A new four million increase in weekly airline capacity across North East Asia (well China in truth) represents one of the largest and quickest market recoveries that we have seen throughout the two years of the crisis. The 25% increase in seats places the region at the top of the global table with a 43,000 seat advantage over North America, although the region remains some 20% below its 2019 levels where capacity has returned to 13% below two years earlier.

In any other week, the additional 768,000 seats on offer in Western Europe (+6.4%) or indeed North Africa with a near 13% weekly increase would be claiming many of the headlines but this clearly isn’t a “normal” week. Another positive piece of data this week is that only one of the seventeen geographic regions is reporting a decline in weekly capacity with Southwest Pacific dropping around 36,000 seats this week as various outbreaks and developments in the region have impacted supply. Still, New Zealand finally has a plan that will see full access to the rest of the world by October; so only another eight months waiting then; still at least they now have a plan!

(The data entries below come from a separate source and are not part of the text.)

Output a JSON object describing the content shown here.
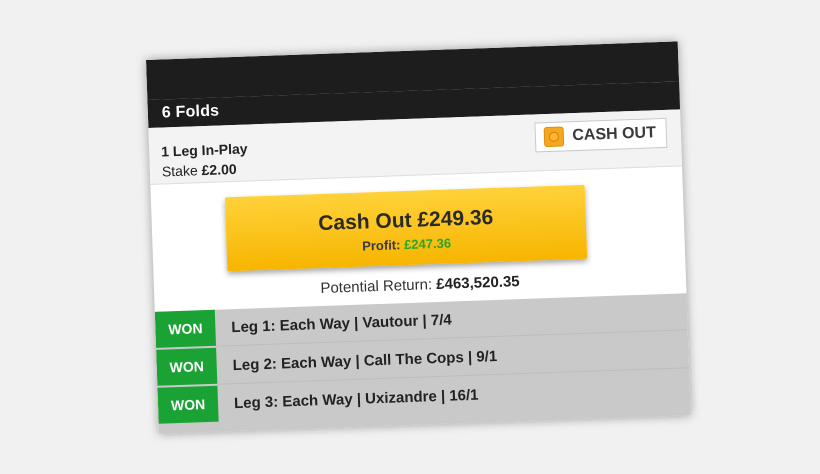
{
  "bet": {
    "title": "6 Folds",
    "legs_inplay": "1 Leg In-Play",
    "stake_label": "Stake",
    "stake_value": "£2.00",
    "cashout_badge": "CASH OUT"
  },
  "cashout": {
    "amount_label": "Cash Out £249.36",
    "profit_label": "Profit:",
    "profit_value": "£247.36"
  },
  "potential": {
    "label": "Potential Return:",
    "value": "£463,520.35"
  },
  "legs": [
    {
      "status": "WON",
      "text": "Leg 1: Each Way | Vautour | 7/4"
    },
    {
      "status": "WON",
      "text": "Leg 2: Each Way | Call The Cops | 9/1"
    },
    {
      "status": "WON",
      "text": "Leg 3: Each Way | Uxizandre | 16/1"
    }
  ],
  "colors": {
    "header_bg": "#1d1d1d",
    "cashout_button": "#f7b500",
    "won_badge": "#1aa334",
    "profit_text": "#2aa52a",
    "legs_bg": "#c9c9c9"
  },
  "icons": {
    "cashout_badge_icon": "cashout-coin-icon"
  }
}
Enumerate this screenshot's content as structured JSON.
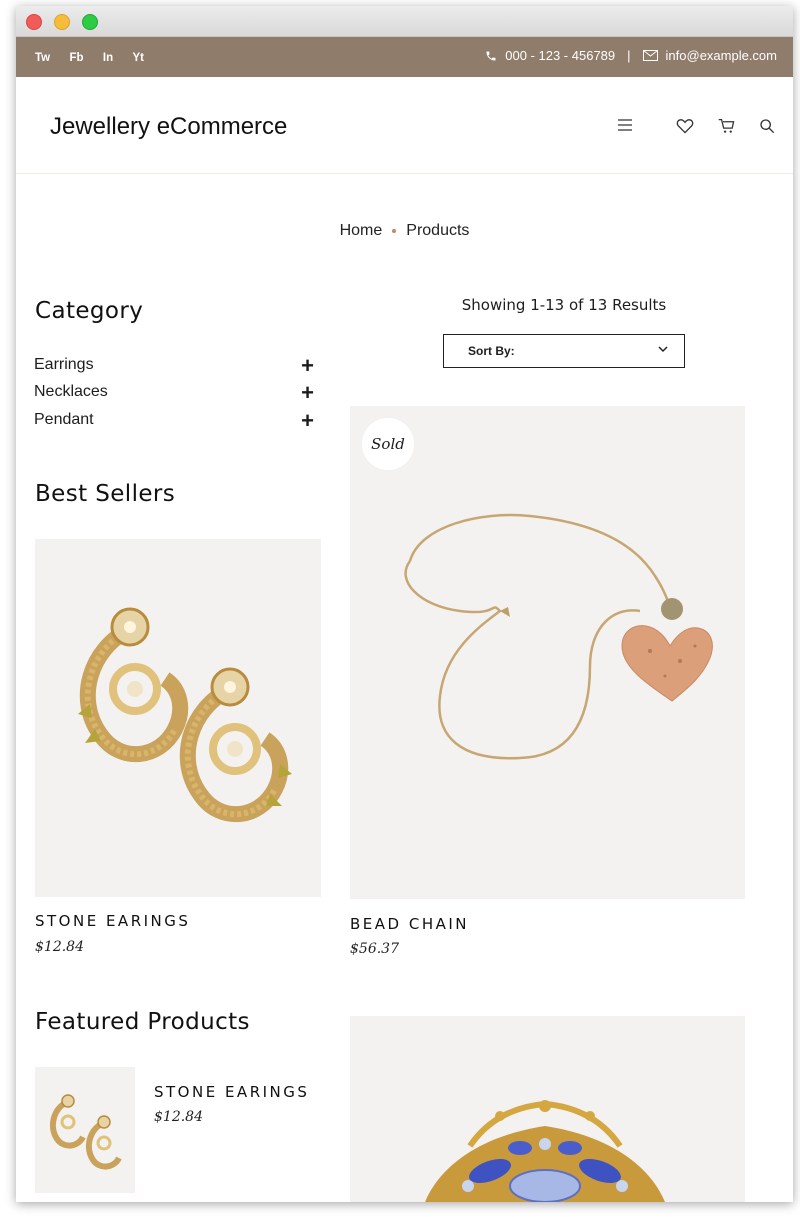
{
  "topbar": {
    "social": [
      "Tw",
      "Fb",
      "In",
      "Yt"
    ],
    "phone": "000 - 123 - 456789",
    "separator": "|",
    "email": "info@example.com"
  },
  "header": {
    "logo": "Jewellery eCommerce",
    "icons": [
      "menu-icon",
      "heart-icon",
      "cart-icon",
      "search-icon"
    ]
  },
  "breadcrumb": {
    "home": "Home",
    "current": "Products"
  },
  "sidebar": {
    "category_title": "Category",
    "categories": [
      {
        "label": "Earrings",
        "toggle": "+"
      },
      {
        "label": "Necklaces",
        "toggle": "+"
      },
      {
        "label": "Pendant",
        "toggle": "+"
      }
    ],
    "best_sellers_title": "Best Sellers",
    "best_seller": {
      "name": "STONE EARINGS",
      "price": "$12.84"
    },
    "featured_title": "Featured Products",
    "featured": {
      "name": "STONE EARINGS",
      "price": "$12.84"
    }
  },
  "main": {
    "results_text": "Showing 1-13 of 13 Results",
    "sort_label": "Sort By:",
    "products": [
      {
        "name": "BEAD CHAIN",
        "price": "$56.37",
        "badge": "Sold"
      }
    ]
  },
  "colors": {
    "topbar": "#907c6b",
    "accent": "#c8875e",
    "card_bg": "#f4f2f0"
  }
}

Finally, another real positive development and one that could have gone unnoticed is that one region is now reporting more scheduled capacity than that on offer two years ago, Central/West Africa. The market has been active in recent months with a combination of new airlines and aircraft deliveries adding more and more capacity and although the market is one of the smaller geographic regions covered it does bode well for a wider African recovery in the next few months.

A one-third increase in capacity in any market week-on-week would be an exceptional recovery, when that happens in the second-largest country in the world then China’s latest capacity numbers are exceptional; especially when most of that airline capacity is in the domestic market. What is very clear is that the additional capacity is not being used to fly in spectators to the various winter Olympic venues where load factors look lower than any airline will operate this week. Not surprisingly China is getting ever closer to its capacity “breakeven” point compared to two years ago; and let’s not forget that the market has almost totally flipped to domestic capacity which stands at 15.7 million compared to 14.7 million. For the major Chinese airlines who once operated international networks of some scale and size the key question remains profitability and that will certainly not be in the same region as it used to be however creative the measurements.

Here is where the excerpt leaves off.